L’Amour des trois oranges : un opéra sur l’opéra

L’Amour des trois oranges est un opéra en quatre actes et un prologue composé par Sergueï Prokofiev, sur un livret de sa main d’après la fable théâtrale de Carlo Gozzi. Créé le 30 décembre 1921 au Lyric Opera de Chicago, cet ouvrage occupe une place singulière dans l’histoire de l’opéra russe.

Présenté lors de la 56e édition du Festival international d’art lyrique d’Aix-en-Provence, ce spectacle en russe surtitré en français offrait au public une expérience unique, entre parodie et poésie, sous la baguette du chef d’orchestre Tugan Sokhiev.

Distribution et équipe artistique

Équipe de production

  • Direction musicale : Tugan Sokhiev

  • Mise en scène : Philippe Calvario

  • Décors : Jean-Marc Stehlé

  • Costumes : Aurore Popineau

  • Lumière : Bertrand Couderc

  • Orchestre : Mahler Chamber Orchestra

  • Choeur : Europa ChorAkademie (chef de choeur : Joshard Daus)

Principaux solistes

  • Le Roi de Trèfle : Alexey Tanovitsky

  • Le Prince : Andrey Ilyushnikov

  • La Princesse Clarissa : Nadezhda Serdjuk

  • Trouffaldino : Kirill Dushechkin

  • Pantalone : Vladislas Sulimsky

  • Le magicien Tchélio : Pavel Schmulevich

  • Fata Morgana : Ekaterina Shimanovitch

  • Ninetta : Julia Smorodina

  • Comédien (la Diva) : Michel Fau

Une parodie jubilatoire du genre opératique

Dynamité de l’intérieur, cet opéra sur l’opéra voit ses partis pris esthétiques envahir la scène comme autant de tribus, décidées à miner la fable d’un royaume où le prince se meurt d’avoir perdu l’usage du rire.

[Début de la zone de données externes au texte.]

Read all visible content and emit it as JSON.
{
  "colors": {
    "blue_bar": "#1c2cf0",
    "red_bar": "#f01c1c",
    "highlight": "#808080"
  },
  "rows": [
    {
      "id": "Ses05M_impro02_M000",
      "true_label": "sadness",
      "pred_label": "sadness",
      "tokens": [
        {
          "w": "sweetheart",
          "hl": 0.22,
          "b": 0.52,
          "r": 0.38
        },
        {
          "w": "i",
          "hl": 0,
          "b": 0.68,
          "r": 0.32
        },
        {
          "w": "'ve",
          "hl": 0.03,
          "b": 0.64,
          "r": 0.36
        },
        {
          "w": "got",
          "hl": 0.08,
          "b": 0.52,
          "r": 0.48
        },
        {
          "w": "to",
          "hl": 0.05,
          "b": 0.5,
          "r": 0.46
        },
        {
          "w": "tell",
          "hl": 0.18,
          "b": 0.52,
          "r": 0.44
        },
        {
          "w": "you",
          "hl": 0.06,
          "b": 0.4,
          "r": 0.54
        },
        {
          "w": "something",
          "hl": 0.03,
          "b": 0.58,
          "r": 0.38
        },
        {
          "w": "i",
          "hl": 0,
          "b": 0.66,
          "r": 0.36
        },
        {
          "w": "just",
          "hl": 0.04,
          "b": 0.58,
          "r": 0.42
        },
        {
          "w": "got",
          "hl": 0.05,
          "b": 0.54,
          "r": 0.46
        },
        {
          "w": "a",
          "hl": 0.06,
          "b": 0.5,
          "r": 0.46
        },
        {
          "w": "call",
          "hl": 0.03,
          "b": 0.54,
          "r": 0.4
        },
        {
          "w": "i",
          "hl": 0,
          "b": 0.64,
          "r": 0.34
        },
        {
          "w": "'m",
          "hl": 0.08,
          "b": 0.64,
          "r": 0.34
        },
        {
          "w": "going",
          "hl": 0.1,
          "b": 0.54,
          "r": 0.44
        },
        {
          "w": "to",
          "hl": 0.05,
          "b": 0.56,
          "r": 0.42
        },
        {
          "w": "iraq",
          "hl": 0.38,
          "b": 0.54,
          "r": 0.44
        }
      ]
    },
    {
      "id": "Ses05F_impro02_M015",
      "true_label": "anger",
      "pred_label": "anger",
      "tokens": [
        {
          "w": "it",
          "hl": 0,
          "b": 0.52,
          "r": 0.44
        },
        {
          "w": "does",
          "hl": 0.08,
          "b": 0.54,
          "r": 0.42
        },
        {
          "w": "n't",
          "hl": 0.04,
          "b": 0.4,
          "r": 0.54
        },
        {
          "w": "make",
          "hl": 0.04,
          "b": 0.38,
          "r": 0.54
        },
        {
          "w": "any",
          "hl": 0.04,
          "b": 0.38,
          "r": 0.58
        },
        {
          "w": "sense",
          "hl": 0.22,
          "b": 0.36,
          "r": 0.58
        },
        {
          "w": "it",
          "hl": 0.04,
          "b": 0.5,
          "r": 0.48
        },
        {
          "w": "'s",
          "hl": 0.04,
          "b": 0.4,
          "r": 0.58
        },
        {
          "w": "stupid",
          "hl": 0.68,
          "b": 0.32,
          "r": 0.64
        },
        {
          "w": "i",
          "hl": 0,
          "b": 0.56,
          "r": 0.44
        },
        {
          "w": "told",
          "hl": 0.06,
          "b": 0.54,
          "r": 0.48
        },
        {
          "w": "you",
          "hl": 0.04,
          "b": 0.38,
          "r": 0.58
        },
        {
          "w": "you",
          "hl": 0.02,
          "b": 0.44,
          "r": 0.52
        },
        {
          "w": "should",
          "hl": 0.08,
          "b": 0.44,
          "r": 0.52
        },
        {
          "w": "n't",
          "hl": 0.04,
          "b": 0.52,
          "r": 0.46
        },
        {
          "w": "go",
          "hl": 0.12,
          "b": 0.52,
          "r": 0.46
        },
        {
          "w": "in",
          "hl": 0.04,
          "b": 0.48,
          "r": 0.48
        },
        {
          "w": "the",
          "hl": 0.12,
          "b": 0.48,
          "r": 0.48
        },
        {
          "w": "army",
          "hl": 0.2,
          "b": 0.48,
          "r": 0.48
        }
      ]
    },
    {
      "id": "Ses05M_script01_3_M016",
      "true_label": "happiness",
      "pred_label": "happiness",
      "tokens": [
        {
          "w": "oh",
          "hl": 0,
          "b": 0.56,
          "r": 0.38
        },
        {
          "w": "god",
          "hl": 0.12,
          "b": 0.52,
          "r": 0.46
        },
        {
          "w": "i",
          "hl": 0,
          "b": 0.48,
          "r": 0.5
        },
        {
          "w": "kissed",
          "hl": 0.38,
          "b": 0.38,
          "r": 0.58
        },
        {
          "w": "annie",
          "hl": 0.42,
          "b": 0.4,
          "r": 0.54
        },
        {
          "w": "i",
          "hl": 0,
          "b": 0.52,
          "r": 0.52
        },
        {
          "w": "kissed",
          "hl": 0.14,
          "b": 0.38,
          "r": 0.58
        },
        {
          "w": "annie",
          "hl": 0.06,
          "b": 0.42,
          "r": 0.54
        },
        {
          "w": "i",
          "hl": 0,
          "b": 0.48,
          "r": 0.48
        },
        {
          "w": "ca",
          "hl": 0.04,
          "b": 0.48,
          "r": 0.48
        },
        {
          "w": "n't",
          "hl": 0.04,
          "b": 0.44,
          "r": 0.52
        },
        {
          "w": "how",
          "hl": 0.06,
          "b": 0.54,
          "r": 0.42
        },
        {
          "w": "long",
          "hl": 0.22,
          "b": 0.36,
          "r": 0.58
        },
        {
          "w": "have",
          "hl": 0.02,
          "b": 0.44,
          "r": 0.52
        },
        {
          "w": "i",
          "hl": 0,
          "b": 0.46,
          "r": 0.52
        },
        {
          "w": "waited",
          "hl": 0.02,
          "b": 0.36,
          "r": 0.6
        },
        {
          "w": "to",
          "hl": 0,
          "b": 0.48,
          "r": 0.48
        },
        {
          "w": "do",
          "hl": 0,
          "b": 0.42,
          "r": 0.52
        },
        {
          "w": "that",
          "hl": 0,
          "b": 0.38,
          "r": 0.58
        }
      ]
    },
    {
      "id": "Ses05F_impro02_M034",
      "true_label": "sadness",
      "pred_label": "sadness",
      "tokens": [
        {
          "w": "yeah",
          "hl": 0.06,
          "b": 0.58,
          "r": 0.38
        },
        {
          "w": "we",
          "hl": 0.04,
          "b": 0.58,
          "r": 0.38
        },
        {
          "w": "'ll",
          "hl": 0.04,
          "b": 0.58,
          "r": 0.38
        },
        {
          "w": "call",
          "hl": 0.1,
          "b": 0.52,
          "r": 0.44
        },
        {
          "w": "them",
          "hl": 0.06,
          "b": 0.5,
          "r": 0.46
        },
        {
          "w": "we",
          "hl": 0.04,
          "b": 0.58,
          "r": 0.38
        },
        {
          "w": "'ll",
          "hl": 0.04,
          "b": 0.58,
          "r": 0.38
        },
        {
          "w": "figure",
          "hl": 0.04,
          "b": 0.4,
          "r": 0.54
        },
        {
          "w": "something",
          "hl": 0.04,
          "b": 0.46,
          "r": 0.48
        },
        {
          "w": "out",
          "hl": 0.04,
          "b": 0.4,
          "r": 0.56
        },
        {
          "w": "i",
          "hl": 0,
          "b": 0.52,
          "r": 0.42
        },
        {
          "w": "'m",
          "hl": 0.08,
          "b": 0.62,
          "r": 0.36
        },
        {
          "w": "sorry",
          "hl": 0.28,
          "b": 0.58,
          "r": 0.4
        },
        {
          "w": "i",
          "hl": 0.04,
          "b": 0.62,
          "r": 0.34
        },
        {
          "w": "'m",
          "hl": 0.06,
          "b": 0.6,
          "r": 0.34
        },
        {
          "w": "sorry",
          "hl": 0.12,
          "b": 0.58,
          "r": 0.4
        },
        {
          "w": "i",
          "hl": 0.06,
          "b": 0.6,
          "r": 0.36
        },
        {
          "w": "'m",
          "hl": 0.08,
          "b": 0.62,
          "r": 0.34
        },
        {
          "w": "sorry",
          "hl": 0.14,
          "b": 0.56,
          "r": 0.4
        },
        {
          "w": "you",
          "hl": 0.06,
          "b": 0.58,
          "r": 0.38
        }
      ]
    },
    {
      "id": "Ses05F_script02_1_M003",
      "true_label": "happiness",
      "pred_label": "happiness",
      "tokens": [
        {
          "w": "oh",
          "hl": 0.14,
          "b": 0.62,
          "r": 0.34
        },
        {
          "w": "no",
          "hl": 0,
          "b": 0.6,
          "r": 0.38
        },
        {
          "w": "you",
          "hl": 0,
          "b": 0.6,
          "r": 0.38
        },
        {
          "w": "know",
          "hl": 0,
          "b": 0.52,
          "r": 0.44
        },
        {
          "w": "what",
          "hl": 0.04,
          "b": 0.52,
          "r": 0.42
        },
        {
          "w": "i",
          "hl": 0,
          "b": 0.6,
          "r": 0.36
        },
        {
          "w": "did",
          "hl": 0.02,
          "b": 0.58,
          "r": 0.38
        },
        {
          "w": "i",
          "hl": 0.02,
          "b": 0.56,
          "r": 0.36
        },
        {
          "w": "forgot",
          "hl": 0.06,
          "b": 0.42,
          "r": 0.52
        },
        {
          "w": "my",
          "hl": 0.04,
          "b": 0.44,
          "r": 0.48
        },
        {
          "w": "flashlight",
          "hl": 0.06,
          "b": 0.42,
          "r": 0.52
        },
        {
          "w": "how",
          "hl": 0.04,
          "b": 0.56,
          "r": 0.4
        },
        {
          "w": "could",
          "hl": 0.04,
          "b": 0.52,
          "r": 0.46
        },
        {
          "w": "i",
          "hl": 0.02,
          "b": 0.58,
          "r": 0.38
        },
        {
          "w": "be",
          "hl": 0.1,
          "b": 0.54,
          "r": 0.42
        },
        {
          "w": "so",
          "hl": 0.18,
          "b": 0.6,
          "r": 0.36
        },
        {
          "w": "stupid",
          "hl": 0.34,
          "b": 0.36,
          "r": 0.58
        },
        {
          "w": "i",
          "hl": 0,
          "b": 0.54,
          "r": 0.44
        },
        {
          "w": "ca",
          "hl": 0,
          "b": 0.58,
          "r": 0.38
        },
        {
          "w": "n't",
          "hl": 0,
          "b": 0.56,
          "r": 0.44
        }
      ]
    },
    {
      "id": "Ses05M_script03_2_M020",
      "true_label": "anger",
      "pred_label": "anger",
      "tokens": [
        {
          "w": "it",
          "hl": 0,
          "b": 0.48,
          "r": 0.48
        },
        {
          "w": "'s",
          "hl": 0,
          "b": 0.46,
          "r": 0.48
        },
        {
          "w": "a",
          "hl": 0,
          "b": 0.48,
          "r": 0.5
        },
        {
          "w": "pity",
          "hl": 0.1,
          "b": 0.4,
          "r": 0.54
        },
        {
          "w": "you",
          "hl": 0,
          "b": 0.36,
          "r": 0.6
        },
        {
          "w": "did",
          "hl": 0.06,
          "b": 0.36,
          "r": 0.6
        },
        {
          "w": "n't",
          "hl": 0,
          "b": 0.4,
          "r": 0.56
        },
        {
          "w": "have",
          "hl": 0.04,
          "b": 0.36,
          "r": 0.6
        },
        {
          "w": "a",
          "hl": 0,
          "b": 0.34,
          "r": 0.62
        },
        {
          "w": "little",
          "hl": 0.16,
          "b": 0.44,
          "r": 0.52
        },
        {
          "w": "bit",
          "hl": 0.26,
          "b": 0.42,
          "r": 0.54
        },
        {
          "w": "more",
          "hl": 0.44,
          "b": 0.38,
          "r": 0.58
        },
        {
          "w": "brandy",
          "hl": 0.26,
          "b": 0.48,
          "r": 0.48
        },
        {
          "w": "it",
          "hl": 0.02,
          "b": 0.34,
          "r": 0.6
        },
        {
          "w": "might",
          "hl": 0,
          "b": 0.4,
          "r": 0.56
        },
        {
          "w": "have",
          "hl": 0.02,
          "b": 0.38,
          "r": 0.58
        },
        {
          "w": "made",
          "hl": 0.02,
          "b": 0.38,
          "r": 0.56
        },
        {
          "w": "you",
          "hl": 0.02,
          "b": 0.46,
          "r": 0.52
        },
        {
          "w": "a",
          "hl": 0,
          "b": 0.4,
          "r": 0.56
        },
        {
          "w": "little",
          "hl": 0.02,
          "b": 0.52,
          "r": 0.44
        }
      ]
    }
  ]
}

Tordre le cou à l’esprit de sérieux : tel est l’objet de ce charivari où l’action pétille en rythme convulsé. Pathos et « mélo » y sont pointés comme la maladie infantile de l’opéra. Réalisme et lyrisme y sont désamorcés avec une ironie joyeuse.

Quant aux personnages de cette parodie, ils baignent avec délices dans l’invraisemblance et la fantaisie. Prokofiev, en compositeur iconoclaste, détourne les codes du genre pour mieux les célébrer, créant une oeuvre où le rire devient un acte de résistance face à la mélancolie.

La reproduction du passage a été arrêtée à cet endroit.